Ele saiu do hospital sem uma parte de si. Andou alguns quarteirões com passos largos, até que não aguentou mais e sussurrou olhando pro céu.
- Ainda não tô pronto pra perder.
Nunca foi tão grato a falta de iluminação pública e a cegueira parcial que a noite causava.
Certamente, não era conhecido por muitos, mas não custava nada prevenir a si de um dia encontra alguém que lhe dissesse algo como "me lembro de você, te vi um dia chorando na calçada. Embora tivesse passos apressados, consegui notar que havia alguma coisa errada".

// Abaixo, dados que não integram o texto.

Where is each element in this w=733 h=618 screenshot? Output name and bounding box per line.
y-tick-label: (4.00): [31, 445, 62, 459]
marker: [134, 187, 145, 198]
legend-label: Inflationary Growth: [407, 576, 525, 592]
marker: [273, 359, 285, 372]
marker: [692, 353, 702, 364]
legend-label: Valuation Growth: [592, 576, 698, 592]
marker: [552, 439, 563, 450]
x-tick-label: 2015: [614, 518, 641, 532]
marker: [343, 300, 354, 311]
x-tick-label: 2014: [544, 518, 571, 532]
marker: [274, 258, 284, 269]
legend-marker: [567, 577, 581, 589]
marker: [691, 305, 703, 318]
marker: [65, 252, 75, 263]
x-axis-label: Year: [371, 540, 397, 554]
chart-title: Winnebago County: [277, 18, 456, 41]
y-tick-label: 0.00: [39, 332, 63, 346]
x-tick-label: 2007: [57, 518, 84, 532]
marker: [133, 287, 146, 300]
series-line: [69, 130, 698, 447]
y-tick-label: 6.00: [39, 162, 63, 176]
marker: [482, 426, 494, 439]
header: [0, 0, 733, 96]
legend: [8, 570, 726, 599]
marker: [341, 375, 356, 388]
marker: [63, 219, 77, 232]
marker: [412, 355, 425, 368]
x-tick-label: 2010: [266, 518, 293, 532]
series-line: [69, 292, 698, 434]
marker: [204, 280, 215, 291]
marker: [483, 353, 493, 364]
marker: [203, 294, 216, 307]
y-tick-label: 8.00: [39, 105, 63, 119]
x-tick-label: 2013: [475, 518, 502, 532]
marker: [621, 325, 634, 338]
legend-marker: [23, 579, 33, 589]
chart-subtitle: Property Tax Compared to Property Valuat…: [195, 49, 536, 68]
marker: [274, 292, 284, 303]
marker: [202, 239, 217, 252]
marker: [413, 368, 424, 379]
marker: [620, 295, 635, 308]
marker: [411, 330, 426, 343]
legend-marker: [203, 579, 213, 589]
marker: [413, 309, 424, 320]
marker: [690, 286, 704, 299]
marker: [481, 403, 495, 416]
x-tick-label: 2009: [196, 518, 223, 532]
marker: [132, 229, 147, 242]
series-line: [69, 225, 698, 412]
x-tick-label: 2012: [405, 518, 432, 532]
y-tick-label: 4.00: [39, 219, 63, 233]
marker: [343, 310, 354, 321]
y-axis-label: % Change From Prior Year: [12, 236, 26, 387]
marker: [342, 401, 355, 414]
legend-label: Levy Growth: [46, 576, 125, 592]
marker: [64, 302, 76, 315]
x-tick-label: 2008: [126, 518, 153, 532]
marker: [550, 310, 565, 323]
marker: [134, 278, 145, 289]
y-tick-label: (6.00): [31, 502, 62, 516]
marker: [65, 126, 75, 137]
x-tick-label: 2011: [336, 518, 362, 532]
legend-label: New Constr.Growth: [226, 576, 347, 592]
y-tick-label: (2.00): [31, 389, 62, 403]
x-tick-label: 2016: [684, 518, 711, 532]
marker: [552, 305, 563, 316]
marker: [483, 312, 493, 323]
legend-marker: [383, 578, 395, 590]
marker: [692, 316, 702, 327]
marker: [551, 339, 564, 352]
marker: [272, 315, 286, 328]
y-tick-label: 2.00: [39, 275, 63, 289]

Chorar não é coisa de homem. Pelo menos foi educado assim, claro, nunca nessas palavras, pra ser sincero. Nunca lhe privaram o choro, mas ele sentia que era errado para um homem demonstrar fraqueza. Algo que desde percebeu, ainda quando pequeno, foi o fato de a sociedade prezar a ideia de que os homens precisam, na verdade devem, ser fortes por eles e pelas mulheres. Mulheres, que sim, tem todo direito de demonstrar sentimentalismo, abraçar umas as outras e beijar seus rostos em público. Mulheres que podem chorar livremente, sem precisar se esconder pra fazer isso.Mas algumas vezes o choro se mostra tão sufocante que te rouba o fôlego enquanto não escorre olhos à baixo.
Lembrou-se que em sua adolescência costumava ridicularizar quando via qualquer garotinha chorando na rua, normalmente por conta de namorado. Imagina que não havia nada prudente que justificasse tal vexame, tal postura.
Mas o mundo dá voltas. Ele passava agora por uma situação que ria a alguns anos atrás. Se achar imune a determinada situação, apenas por ser homem e "maduro", foi uma lição que aprendeu ao sentir na própria pele.
Sentou em uma calçada qualquer, enxugou um pouco os olhos.
Deixou seu olhar se perde no vazio das poucas pessoas que por ali passavam. Deixou suas mente sobrevoar, capturando coisas imperceptíveis aos que vivem da pressa. Ali, naquele exato lugar o tempo rastejava. Desejou poder trazer Melissa ao seu encontro, e ali, passar uma longa eternidade de poucos momentos.